I think most of these have to do with the decisions we make and how we deal with them. I realize more and more how much my life is a culmination of every choice I’ve ever made and how I deal with the consequences of those choices. I think we forget how much power and control we have over ourselves. I know I do. I chose to endure a year at a school I was being bullied at because of a boy, who ended up publicly humiliating me in front of my whole class and his.

I’ve chosen to be lazy. I’ve chosen to give up on myself. My life, as good as it can be, as great as it has been, has been of my own making, even when things have gone horribly wrong. Sometimes, especially when things have gone horribly wrong.

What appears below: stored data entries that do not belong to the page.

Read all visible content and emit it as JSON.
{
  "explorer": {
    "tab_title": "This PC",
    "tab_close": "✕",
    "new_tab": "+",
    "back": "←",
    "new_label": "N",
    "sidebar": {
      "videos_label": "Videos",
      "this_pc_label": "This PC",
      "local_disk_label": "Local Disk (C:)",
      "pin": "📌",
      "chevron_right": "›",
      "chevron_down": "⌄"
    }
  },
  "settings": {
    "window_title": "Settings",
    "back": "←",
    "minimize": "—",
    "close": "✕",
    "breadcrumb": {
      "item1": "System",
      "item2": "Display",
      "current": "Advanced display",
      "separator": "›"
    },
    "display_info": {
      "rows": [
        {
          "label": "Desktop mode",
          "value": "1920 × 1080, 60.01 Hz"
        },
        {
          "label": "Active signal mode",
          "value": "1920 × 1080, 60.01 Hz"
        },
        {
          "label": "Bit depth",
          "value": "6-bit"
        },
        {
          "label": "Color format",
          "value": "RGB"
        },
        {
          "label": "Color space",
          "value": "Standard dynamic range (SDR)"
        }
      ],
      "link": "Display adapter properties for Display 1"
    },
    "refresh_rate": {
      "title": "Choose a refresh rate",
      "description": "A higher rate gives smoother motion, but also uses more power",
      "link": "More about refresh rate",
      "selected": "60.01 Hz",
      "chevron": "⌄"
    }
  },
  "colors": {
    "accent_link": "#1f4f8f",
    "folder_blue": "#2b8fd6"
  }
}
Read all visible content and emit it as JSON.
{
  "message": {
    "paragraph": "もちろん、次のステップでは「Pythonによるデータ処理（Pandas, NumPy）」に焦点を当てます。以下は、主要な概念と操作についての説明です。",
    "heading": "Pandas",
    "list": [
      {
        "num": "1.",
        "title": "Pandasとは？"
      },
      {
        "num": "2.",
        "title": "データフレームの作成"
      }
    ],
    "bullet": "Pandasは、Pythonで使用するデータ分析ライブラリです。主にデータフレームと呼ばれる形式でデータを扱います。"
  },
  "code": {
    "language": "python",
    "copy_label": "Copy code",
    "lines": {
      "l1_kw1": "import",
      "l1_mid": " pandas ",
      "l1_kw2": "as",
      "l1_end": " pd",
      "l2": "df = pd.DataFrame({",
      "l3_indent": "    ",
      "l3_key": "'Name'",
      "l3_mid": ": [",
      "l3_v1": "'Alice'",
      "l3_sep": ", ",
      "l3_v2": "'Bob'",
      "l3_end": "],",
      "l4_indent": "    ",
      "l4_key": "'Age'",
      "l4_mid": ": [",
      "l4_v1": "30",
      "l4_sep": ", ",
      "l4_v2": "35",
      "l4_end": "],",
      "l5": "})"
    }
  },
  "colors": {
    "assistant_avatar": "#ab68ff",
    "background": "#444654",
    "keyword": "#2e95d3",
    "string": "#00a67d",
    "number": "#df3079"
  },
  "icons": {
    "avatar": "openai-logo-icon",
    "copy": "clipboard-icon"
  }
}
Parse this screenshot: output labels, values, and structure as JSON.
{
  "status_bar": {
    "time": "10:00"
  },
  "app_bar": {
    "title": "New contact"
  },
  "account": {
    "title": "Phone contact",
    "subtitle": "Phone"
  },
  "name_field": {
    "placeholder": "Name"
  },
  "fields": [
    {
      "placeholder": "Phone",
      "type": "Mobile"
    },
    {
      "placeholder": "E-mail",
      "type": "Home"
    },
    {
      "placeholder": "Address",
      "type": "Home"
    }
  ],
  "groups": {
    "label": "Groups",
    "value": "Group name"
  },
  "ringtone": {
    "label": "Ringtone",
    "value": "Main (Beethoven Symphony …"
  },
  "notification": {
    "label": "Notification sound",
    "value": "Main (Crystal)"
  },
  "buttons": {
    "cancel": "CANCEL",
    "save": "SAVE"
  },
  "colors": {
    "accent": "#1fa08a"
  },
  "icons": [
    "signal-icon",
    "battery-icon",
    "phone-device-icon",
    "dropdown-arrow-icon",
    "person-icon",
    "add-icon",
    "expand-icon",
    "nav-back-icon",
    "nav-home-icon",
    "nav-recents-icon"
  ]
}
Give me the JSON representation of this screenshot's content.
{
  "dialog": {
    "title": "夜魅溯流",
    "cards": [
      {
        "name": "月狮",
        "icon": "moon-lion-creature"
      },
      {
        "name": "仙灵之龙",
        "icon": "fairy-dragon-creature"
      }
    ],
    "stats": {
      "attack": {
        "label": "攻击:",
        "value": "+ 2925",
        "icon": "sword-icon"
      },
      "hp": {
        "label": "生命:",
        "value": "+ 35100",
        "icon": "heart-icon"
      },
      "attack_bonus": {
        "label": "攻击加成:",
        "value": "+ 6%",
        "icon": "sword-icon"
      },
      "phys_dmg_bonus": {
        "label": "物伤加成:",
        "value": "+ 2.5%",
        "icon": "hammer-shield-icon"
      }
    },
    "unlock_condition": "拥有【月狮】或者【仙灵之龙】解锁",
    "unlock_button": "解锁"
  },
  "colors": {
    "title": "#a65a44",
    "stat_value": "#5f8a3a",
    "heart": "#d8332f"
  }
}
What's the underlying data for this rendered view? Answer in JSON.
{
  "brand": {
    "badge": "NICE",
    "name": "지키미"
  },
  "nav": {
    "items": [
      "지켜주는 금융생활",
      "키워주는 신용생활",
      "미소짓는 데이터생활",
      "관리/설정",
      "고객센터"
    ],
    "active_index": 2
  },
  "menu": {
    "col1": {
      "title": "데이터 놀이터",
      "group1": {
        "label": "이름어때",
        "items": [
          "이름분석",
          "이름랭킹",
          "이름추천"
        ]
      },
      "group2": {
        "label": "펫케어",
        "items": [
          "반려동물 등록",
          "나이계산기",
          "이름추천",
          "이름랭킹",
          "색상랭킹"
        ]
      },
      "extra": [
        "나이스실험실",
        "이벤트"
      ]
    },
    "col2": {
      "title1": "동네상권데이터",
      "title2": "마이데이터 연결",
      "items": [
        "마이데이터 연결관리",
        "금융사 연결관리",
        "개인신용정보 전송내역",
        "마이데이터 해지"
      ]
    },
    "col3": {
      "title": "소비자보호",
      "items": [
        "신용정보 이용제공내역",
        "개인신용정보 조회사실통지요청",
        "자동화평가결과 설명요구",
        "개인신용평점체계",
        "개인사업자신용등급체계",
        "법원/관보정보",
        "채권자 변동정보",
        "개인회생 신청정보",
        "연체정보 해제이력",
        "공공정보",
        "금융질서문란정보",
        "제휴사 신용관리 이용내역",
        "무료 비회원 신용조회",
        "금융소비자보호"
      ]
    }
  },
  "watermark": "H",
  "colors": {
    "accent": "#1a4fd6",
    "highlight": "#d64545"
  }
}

Knowing this doesn’t mean that I’ll stop making bad choices or that I am now immune from failure. Life has a way of bringing the bad with the good, no matter how much you try to avoid it. It just means that instead of tearing myself down for those mistakes or failings, I can pick myself up a little faster and, maybe, a little gentler.

Anyway, I’m 21. At 13, I didn’t think I’d make it this far, but here I am.

Until next year,

Afia

 

PS: It’ll be interesting to read this at 30. Perhaps, I should make an alarm for 9 years in the future. Or is that bad luck?